Sometimes, ignorance helps. When my date was due, fear had gripped me. But
soon, I had become extremely happy seeing my cute baby, my Munni.

But Munni’s question had made me panic. I can’t even imagine losing her. I would
rather die with her.

I had cried, had scolded her for asking that.

I don’t know what other mothers think, but I am more concerned about my daughter
and her life than the child’s. It may sound selfish, but it is a truth. Childbearing is not
a big event as lakhs and lakhs are born each day. But even the most mundane thing
becomes the most important news when it comes to our children or close people.
That is what it is all about.

But again, I didn’t know how to pacify her. I just had told her nothing like that would
happen.

But the fear which found home in my heart from that moment has remained there like
an uninvited guest.

“What would I do without her?”

A girl’s best friend is always her mother. But taking our circumstances into
consideration, I am unable to be with her, when she needs me the most, to stray
away all her fears.
I cry over my helplessness. I know it doesn’t help. But that’s the only thing I am able
to do now.

I find my cell phone as one of the most treasured possessions. The thing that makes
me alive connecting me with my life, with my breath, which makes me forget all the
pain by her sweet voices.

I check the cell phone, nothing new! I don’t want to call and disturb them.

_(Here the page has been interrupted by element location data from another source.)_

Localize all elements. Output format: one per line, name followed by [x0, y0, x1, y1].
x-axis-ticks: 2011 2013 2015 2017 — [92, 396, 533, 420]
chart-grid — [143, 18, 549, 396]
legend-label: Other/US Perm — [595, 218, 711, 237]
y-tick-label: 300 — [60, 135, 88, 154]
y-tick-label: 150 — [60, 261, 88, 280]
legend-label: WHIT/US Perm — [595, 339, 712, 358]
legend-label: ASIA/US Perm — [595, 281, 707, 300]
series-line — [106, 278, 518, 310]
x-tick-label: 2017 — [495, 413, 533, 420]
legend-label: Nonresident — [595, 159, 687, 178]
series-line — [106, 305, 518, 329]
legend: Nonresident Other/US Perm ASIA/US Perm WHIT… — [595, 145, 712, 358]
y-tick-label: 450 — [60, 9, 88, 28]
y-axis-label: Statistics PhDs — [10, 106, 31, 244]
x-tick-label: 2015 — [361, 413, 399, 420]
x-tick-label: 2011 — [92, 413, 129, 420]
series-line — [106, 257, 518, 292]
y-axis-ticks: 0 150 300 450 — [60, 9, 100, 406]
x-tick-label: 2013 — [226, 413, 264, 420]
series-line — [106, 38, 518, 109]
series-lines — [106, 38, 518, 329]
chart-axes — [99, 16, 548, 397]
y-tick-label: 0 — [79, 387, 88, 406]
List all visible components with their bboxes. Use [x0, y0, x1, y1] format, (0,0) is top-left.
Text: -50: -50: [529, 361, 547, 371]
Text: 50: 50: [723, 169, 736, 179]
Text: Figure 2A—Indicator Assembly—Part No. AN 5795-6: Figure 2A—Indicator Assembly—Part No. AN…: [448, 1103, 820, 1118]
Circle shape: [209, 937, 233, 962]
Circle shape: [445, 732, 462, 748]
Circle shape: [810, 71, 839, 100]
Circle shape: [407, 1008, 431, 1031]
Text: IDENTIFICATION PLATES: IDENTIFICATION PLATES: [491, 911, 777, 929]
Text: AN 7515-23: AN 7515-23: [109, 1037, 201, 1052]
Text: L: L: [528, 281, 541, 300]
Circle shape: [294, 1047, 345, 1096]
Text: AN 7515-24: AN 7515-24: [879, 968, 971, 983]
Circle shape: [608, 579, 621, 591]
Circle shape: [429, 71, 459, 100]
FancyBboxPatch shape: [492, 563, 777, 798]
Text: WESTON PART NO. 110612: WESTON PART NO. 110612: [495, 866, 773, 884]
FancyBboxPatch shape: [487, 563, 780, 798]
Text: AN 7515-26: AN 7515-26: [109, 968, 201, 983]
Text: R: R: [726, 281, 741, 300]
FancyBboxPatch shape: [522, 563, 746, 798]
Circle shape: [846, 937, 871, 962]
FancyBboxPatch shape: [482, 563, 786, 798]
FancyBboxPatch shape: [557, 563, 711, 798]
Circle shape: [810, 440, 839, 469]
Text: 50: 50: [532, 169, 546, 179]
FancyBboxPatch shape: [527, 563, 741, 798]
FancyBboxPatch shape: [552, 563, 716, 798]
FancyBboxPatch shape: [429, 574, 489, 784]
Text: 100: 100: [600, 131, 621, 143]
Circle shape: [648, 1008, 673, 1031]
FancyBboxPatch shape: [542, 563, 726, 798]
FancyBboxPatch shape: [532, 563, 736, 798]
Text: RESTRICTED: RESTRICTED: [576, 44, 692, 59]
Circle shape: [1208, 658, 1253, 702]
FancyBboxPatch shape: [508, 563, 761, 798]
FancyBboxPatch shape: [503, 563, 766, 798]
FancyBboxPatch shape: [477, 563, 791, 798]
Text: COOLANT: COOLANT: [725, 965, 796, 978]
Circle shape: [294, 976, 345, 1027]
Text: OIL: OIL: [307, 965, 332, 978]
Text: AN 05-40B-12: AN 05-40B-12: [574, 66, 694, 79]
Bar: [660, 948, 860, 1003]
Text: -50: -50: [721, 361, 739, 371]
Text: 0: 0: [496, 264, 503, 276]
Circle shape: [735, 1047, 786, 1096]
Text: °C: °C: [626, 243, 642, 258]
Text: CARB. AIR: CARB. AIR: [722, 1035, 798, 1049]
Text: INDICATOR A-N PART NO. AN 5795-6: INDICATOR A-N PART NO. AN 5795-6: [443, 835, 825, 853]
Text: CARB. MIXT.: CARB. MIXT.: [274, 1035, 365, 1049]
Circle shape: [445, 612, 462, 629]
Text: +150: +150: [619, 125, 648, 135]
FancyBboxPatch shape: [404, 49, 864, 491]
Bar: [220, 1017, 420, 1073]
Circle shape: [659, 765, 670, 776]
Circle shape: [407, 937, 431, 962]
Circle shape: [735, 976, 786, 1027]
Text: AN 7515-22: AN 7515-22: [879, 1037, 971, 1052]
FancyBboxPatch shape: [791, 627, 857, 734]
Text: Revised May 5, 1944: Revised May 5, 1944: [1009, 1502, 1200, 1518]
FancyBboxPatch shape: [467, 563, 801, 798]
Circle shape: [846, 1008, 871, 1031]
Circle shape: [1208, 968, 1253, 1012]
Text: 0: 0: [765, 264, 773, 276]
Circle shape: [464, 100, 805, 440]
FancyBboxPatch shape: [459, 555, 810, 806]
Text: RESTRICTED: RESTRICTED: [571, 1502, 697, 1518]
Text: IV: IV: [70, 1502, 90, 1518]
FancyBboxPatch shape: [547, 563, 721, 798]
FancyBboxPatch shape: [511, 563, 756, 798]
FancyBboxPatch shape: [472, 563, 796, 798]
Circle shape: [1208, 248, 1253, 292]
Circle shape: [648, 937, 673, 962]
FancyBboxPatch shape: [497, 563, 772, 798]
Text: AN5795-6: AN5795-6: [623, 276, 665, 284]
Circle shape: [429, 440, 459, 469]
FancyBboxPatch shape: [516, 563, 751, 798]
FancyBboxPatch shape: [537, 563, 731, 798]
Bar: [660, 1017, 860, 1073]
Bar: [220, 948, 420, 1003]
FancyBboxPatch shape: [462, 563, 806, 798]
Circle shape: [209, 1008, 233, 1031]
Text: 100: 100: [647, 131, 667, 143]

As times passes, fear gains strength. Bad thoughts pass through my mind.

I try to remain calm, but I can’t. I am no saint to win over all my emotions. I am an
ordinary lady.

But, as my thoughts wander, I get to know that if I don’t find peace and overcome my
fears myself, none can help me do that.

I think about my life. I had gone through many bad times while living the life of a
widow without anyone’s support. But I had overcome all those hurdles, had led a
model life. I had raised a girl, had given her education as far as I could and had
given her in marriage to a good man.

I, who have come all this way, am now afraid of losing my child.

But does worrying help? Will our fears change anything? Will it bring us desired
results?

I think. I try to be strong. I try my best to think good thoughts.